Discussion and Conclusion
This exploratory study identified multiple physiological responses, i.e., skin temperature, EDA, and average pupil diameter, that can efficiently detect a change in individuals’ perceived stress levels. Our findings have practical implications for workplace stress management. Traditional work stress measurements fall into two main categories: self-reported questionnaires and behavioral responses (Stanton et al., 2001). Both can be time-consuming and require great effort in data collection. The utilization of portable and non-intrusive physiological sensors as indicators not only allows researchers to assess individuals’ stress levels in everyday workplace settings but also accelerates the process of workplace stress evaluation and intervention.
The results of EDA and pupil diameter in this study align with those of previous studies showing that when individuals experience more stress, their skin conductivity is likely to increase (Setz et al., 2009; Affanni, 2020) and the diameters of their pupils become larger (Figueroa-Fankhanel, 2014; Pedrotti et al., 2014). Meanwhile, the impact of stress on skin temperature varies based on the area of the skin considered (Vinkers et al., 2013; Figueroa-Fankhanel, 2014; Chen et al., 2021). For instance, skin temperature tends to decrease at distal skin locations such as fingertips (Vinkers et al., 2013) when a person is under stress. However, it is not often practical to place sensors on distal skin areas in work settings. According to our findings, skin temperature in the wrist area can serve as an alternative location for stress detection in real-world applications.
As this is an exploratory study, there are certain limitations to it that need to be addressed in future work. We conducted this exploratory study to validate the experimental design and test the hypothesis that physiological variables are capable of reflecting individuals’ perceived stress levels when exposure to stressors is relatively short. In our future work, we will expand our participant pool and consider other factors that might contribute to participants’ stress. For instance, individual factors such as sleep deprivation and anxiety levels are known to influence stress levels (Minkel et al., 2012; Nollet et al., 2020).
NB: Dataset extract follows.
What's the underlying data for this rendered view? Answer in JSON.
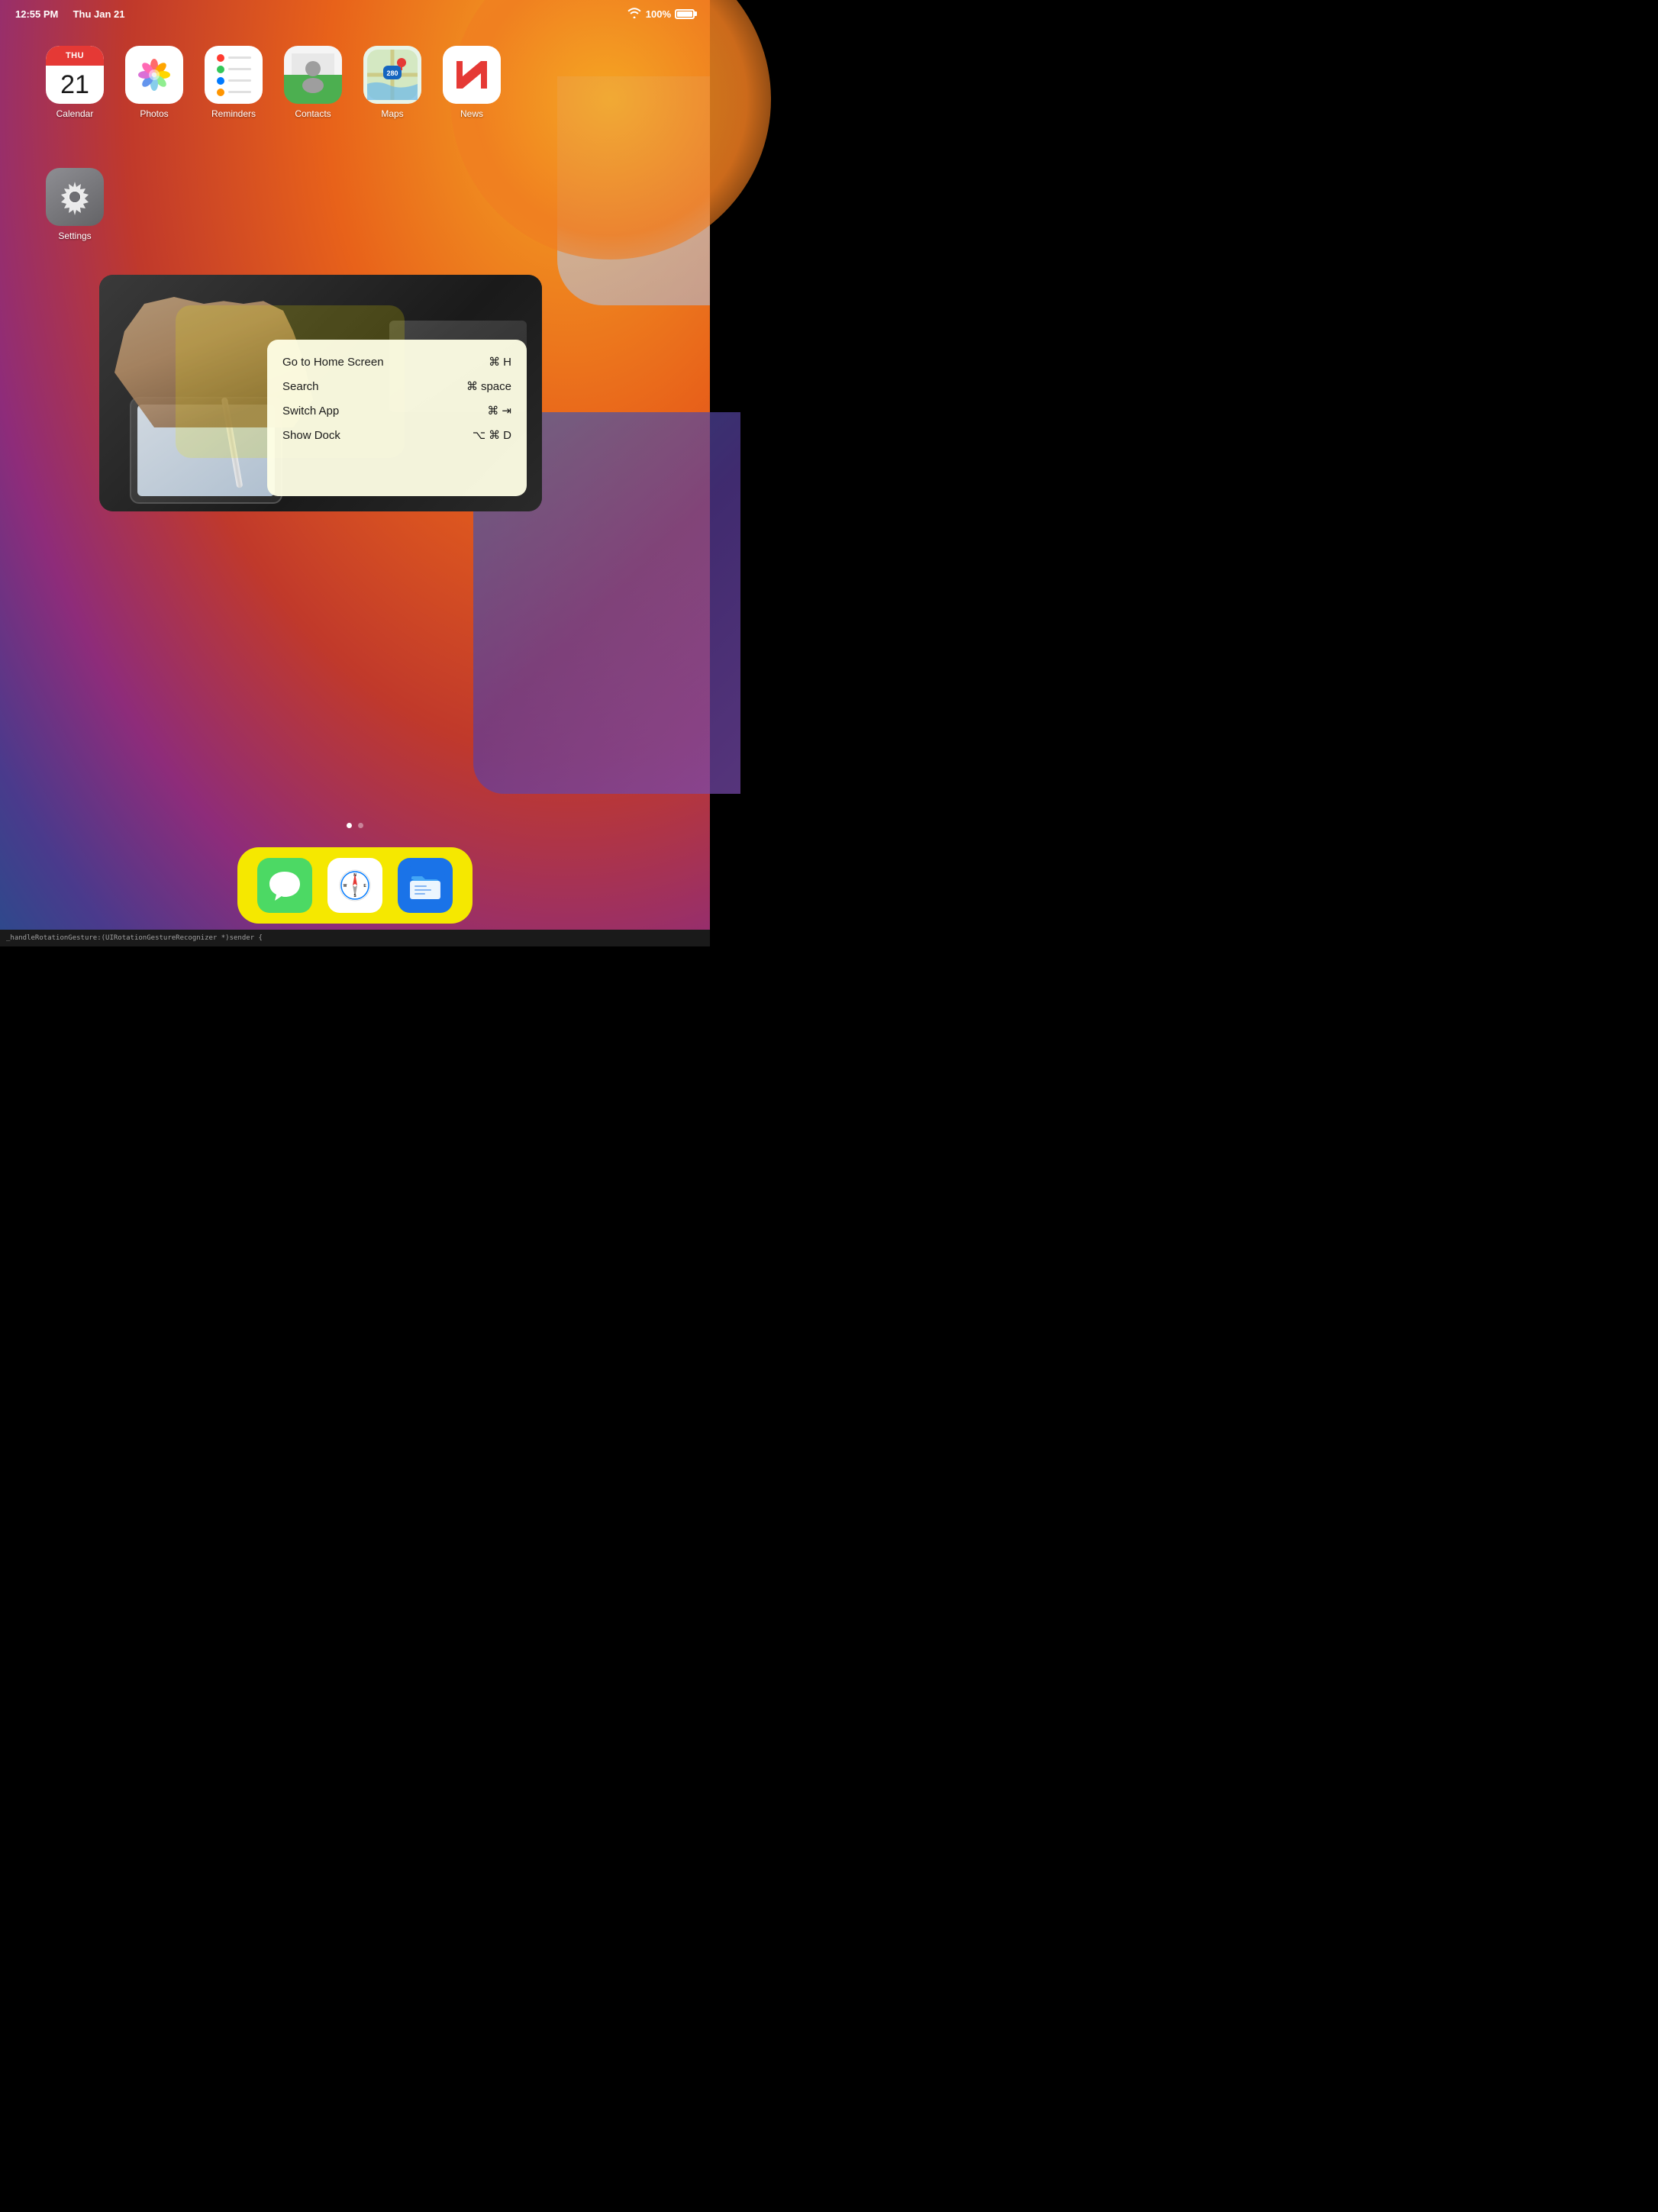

Our future research will incorporate these individual factors as well as physiological signals to construct a more comprehensive metric for accurate stress monitoring and prediction. Participants’ stress may also have been continuously influenced by the performance feedback they received from the PASAT software, resulting in dynamic stress levels. Such time-varying characteristics of stress and the time-dependency of EDA and pupil diameter highlight the necessity of including the time domain in the modeling. Dynamic modeling techniques such as Markov chains and dynamic Bayesian networks can be employed in our future work.